Speed Is Expensive: Philip Vincent and the Million Dollar Motorcycle, a documentary directed by David Lancaster and narrated by motorcycle enthusiast Ewan McGregor, explores that question, delving deep into the history of not only Philip Vincent, but also motorcycle culture across the ages. The past comes to life through extensive photographs, video footage, and newspaper and magazine scans from the early and mid 20th century, when the Vincent motorcycle had its heyday. And, through a decades-old audio interview, we hear from Vincent himself. Sincere and enthusiastic interviews with Vincent’s family, friends, and former employees add layers of emotion and nostalgia for a bygone era.
The film begins with a portrait of the young Vincent, a mechanical engineering prodigy with the privilege and resources to make his visions come true, throwing in a few interesting anecdotes — such as how a phrenologist predicted that Vincent would be a great inventor by feeling his head. The documentary then details how Vincent, with the help of his friend Bill Clark and prestigious engineer Phil Irving, built the small factory in Stevenage, a town north of London.
What happens next is the stuff of inspirational biopics — eccentric yet brilliant designs, including an exposed engine, heady motorcycle races, guerrilla marketing… all pursuing an insatiable need for speed. Past and present collide as Vincent’s grandson interviews figures from those bygone days, such as Irving’s widow and motorcyclist Marty Dickerson, who set a record on a Vincent in the 1950s.

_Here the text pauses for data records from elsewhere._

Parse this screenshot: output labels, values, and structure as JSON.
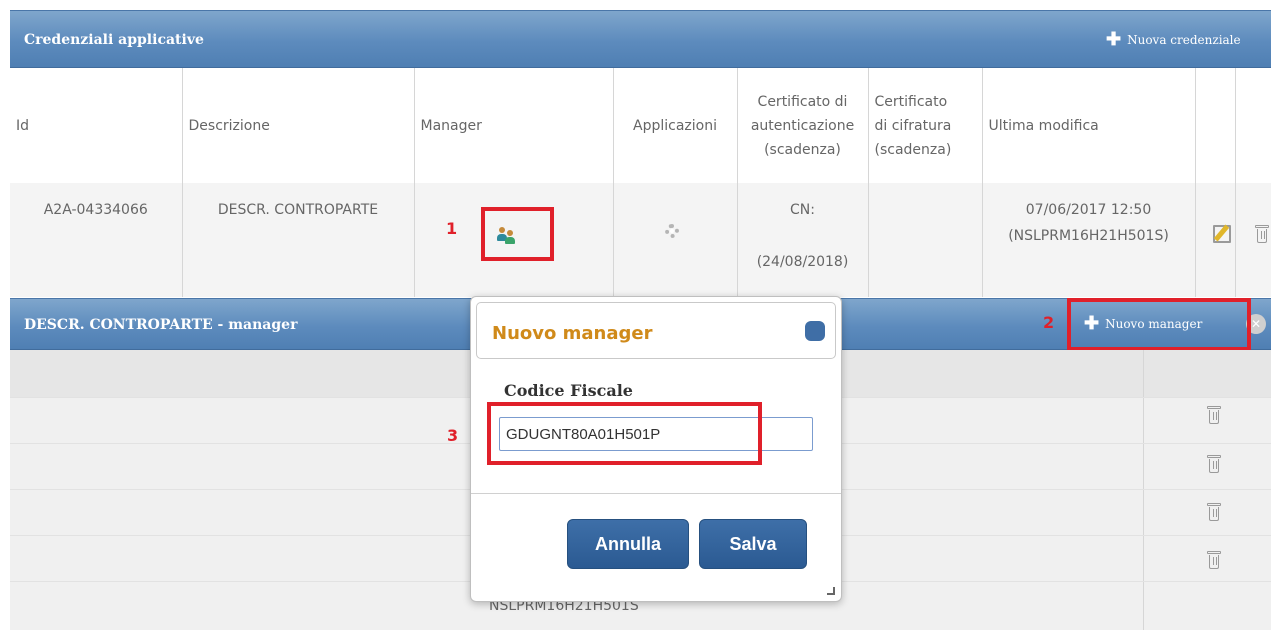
{
  "panel": {
    "title": "Credenziali applicative",
    "new_button": "Nuova credenziale"
  },
  "table": {
    "headers": {
      "id": "Id",
      "descrizione": "Descrizione",
      "manager": "Manager",
      "applicazioni": "Applicazioni",
      "cert_auth": [
        "Certificato di",
        "autenticazione",
        "(scadenza)"
      ],
      "cert_cifra": [
        "Certificato",
        "di cifratura",
        "(scadenza)"
      ],
      "ultima_modifica": "Ultima modifica"
    },
    "row": {
      "id": "A2A-04334066",
      "descrizione": "DESCR. CONTROPARTE",
      "cert_auth_cn": "CN:",
      "cert_auth_scadenza": "(24/08/2018)",
      "ultima_modifica_date": "07/06/2017 12:50",
      "ultima_modifica_user": "(NSLPRM16H21H501S)"
    }
  },
  "sub_panel": {
    "title": "DESCR. CONTROPARTE - manager",
    "new_button": "Nuovo manager",
    "last_row_text": "NSLPRM16H21H501S"
  },
  "steps": {
    "one": "1",
    "two": "2",
    "three": "3"
  },
  "dialog": {
    "title": "Nuovo manager",
    "field_label": "Codice Fiscale",
    "field_value": "GDUGNT80A01H501P",
    "cancel_label": "Annulla",
    "save_label": "Salva"
  },
  "colors": {
    "header_blue": "#5d8bbd",
    "highlight_red": "#e0202a",
    "dialog_title": "#d08a1a",
    "button_blue": "#2b5a92"
  },
  "icons": {
    "add": "plus-icon",
    "manager": "people-icon",
    "applications": "gear-icon",
    "edit": "edit-icon",
    "delete": "trash-icon",
    "close": "close-icon"
  }
}
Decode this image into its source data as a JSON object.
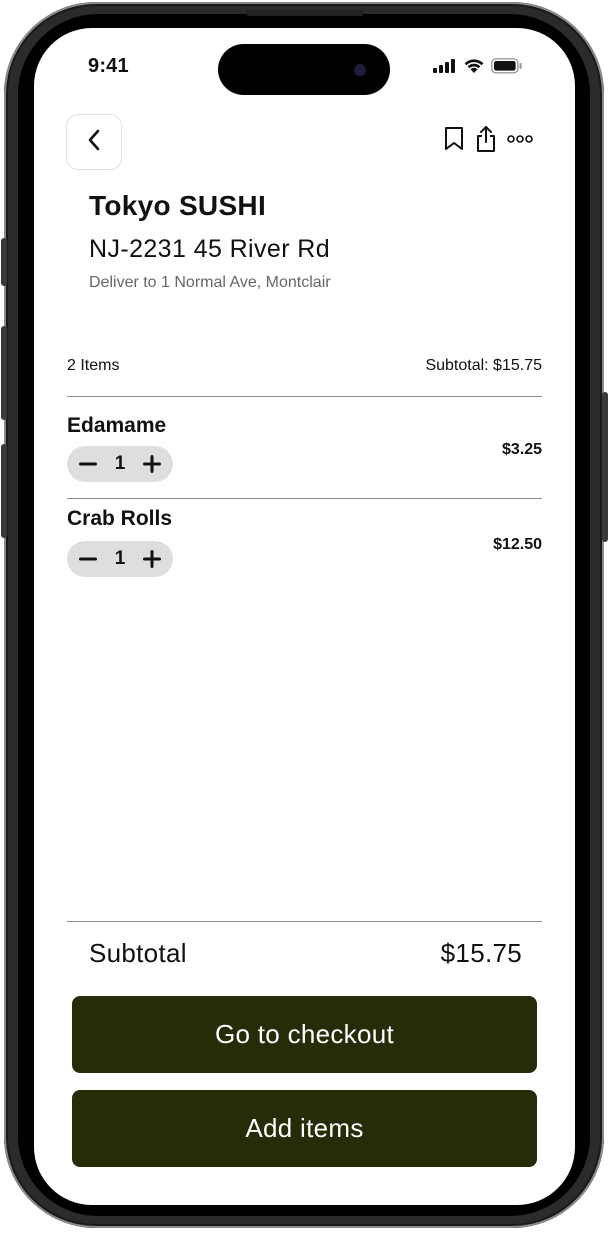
{
  "status_bar": {
    "time": "9:41",
    "icons": [
      "cellular-signal-icon",
      "wifi-icon",
      "battery-icon"
    ]
  },
  "nav": {
    "back_icon": "chevron-left-icon",
    "actions": [
      "bookmark-icon",
      "share-icon",
      "more-icon"
    ]
  },
  "restaurant": {
    "name": "Tokyo SUSHI",
    "address": "NJ-2231 45 River Rd",
    "delivery": "Deliver to 1 Normal Ave, Montclair"
  },
  "summary": {
    "count": "2 Items",
    "subtotal": "Subtotal: $15.75"
  },
  "items": [
    {
      "name": "Edamame",
      "quantity": "1",
      "price": "$3.25"
    },
    {
      "name": "Crab Rolls",
      "quantity": "1",
      "price": "$12.50"
    }
  ],
  "footer": {
    "subtotal_label": "Subtotal",
    "subtotal_value": "$15.75",
    "checkout_label": "Go to checkout",
    "add_items_label": "Add items"
  },
  "colors": {
    "button_bg": "#262c08",
    "stepper_bg": "#dedede",
    "divider": "#8f8f8f"
  }
}
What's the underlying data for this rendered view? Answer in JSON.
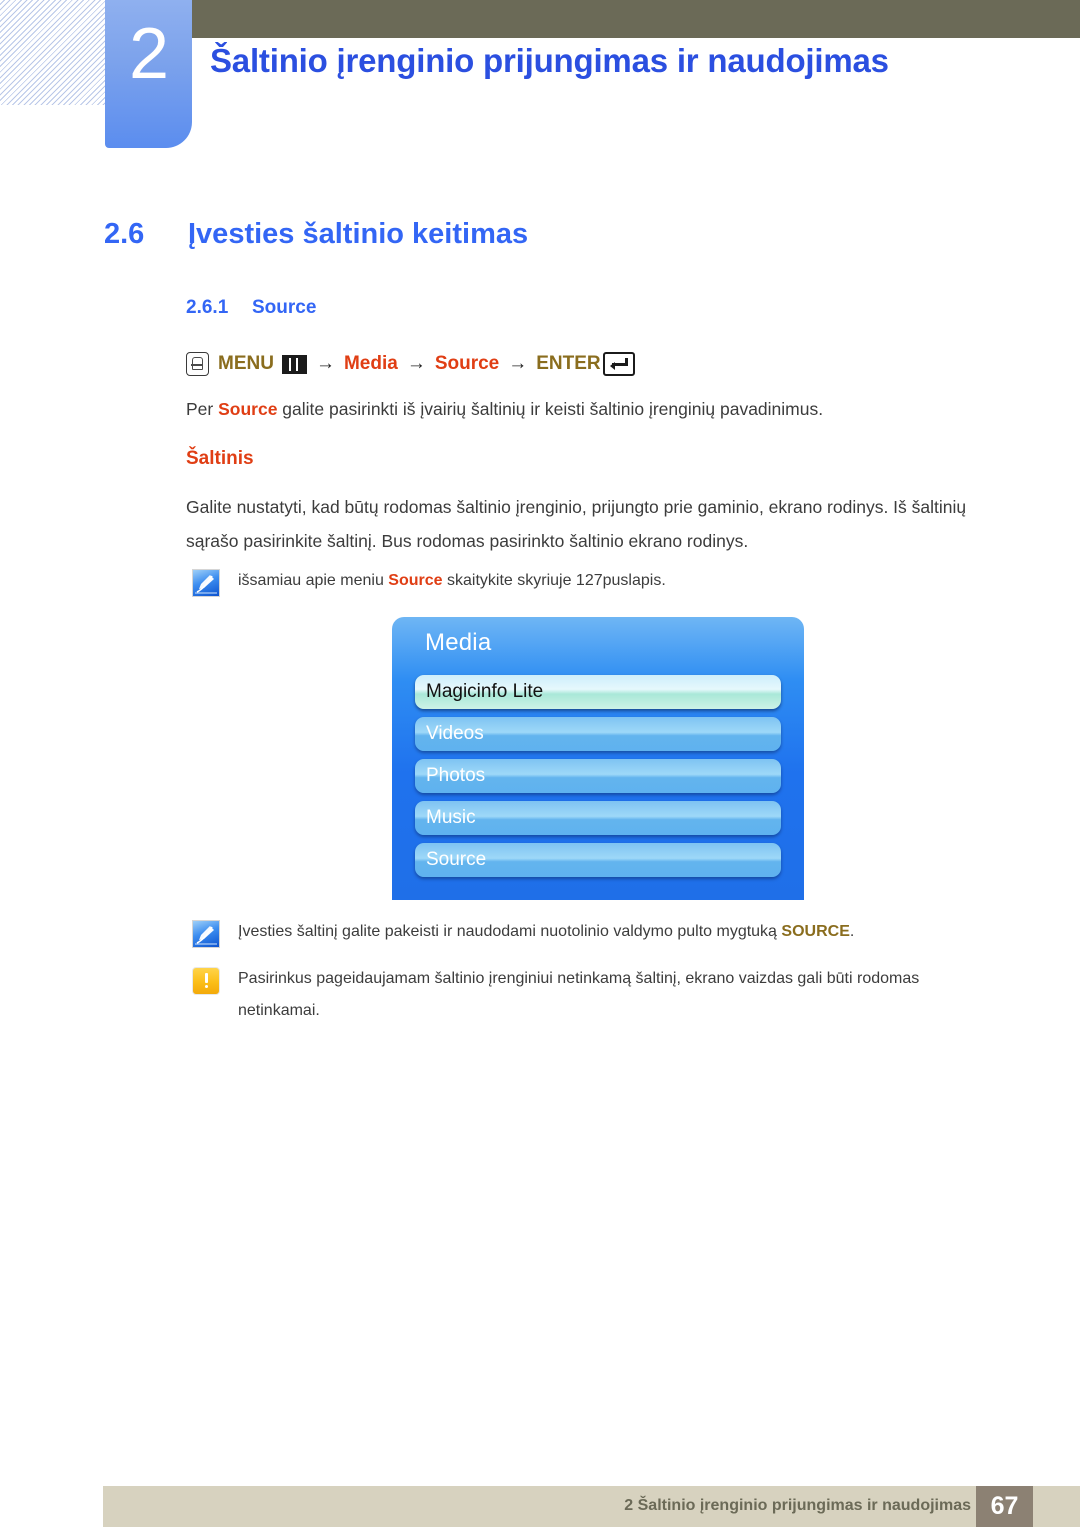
{
  "header": {
    "chapter_number": "2",
    "chapter_title": "Šaltinio įrenginio prijungimas ir naudojimas"
  },
  "section": {
    "number": "2.6",
    "title": "Įvesties šaltinio keitimas"
  },
  "subsection": {
    "number": "2.6.1",
    "title": "Source"
  },
  "menu_path": {
    "hand_icon": "hand-press-icon",
    "menu_label": "MENU",
    "menu_bars_icon": "menu-bars-icon",
    "arrow_1": "→",
    "media_label": "Media",
    "arrow_2": "→",
    "source_label": "Source",
    "arrow_3": "→",
    "enter_label": "ENTER",
    "enter_icon": "enter-key-icon"
  },
  "body": {
    "intro_before": "Per ",
    "intro_highlight": "Source",
    "intro_after": " galite pasirinkti iš įvairių šaltinių ir keisti šaltinio įrenginių pavadinimus.",
    "subheading": "Šaltinis",
    "paragraph": "Galite nustatyti, kad būtų rodomas šaltinio įrenginio, prijungto prie gaminio, ekrano rodinys. Iš šaltinių sąrašo pasirinkite šaltinį. Bus rodomas pasirinkto šaltinio ekrano rodinys."
  },
  "notes": [
    {
      "icon": "note-pen-icon",
      "before": "išsamiau apie meniu ",
      "highlight": "Source",
      "highlight_color": "red",
      "after": " skaitykite skyriuje 127puslapis."
    },
    {
      "icon": "note-pen-icon",
      "before": "Įvesties šaltinį galite pakeisti ir naudodami nuotolinio valdymo pulto mygtuką ",
      "highlight": "SOURCE",
      "highlight_color": "gold",
      "after": "."
    },
    {
      "icon": "warning-icon",
      "before": "Pasirinkus pageidaujamam šaltinio įrenginiui netinkamą šaltinį, ekrano vaizdas gali būti rodomas netinkamai.",
      "highlight": "",
      "highlight_color": "none",
      "after": ""
    }
  ],
  "osd_menu": {
    "title": "Media",
    "items": [
      {
        "label": "Magicinfo Lite",
        "selected": true
      },
      {
        "label": "Videos",
        "selected": false
      },
      {
        "label": "Photos",
        "selected": false
      },
      {
        "label": "Music",
        "selected": false
      },
      {
        "label": "Source",
        "selected": false
      }
    ]
  },
  "footer": {
    "text": "2 Šaltinio įrenginio prijungimas ir naudojimas",
    "page_number": "67"
  },
  "colors": {
    "heading_blue": "#3366f5",
    "title_blue": "#2b4fe0",
    "accent_red": "#e03e14",
    "accent_gold": "#8a6d1e",
    "olive": "#6b6a57",
    "footer_bg": "#d7d2bf",
    "page_box": "#8c8173",
    "osd_blue": "#1f72ee"
  }
}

Much of the documentary is shot in black-and-white, with present-day interviewees rendered in nostalgic hues in a way that blends into the archival footage and photos. Later footage and interviews are done in color, giving a vivid transition from one era to another.
I’ll confess, I know next to nothing about motorcycles and hadn’t even heard of a Vincent until I saw the description for this documentary. Yet I found myself captivated by this detailed look at a cultural history I wasn’t even aware of before. The film does a great job of conveying Vincent’s obsession with speed, at almost any cost, and single-minded dedication to his invention. At the end of the day, it was no secret why the Vincent couldn’t survive from a business perspective: Like any great artist, Vincent cared more about creating something great than being profitable. As the sleekness of the early 20th century faded into the colorful rebelliousness of the mid-century, the motorcycle, like Old Hollywood, became dated. And like Old Hollywood, it wasn’t able to evolve with the times. Yet that frozen-in-time character is what makes the Vincent so valuable to motorcycle fans today.
Flowing seamlessly between contemplative looks at a brilliant yet flawed genius and exciting flashbacks to the world of racing and record-setting, Speed Is Expensive provides a vivid and mesmerizing look at both the engineer and his creation. At 80 minutes long, it’s a tightly edited film, never getting bogged down, yet also never feeling rushed. Vincent’s motorcycles were a labor of love, and, while watching, one can feel that this film was as well.
‘Speed Is Expensive’ will premiere September 20 and be available on DVD and Digital September 26.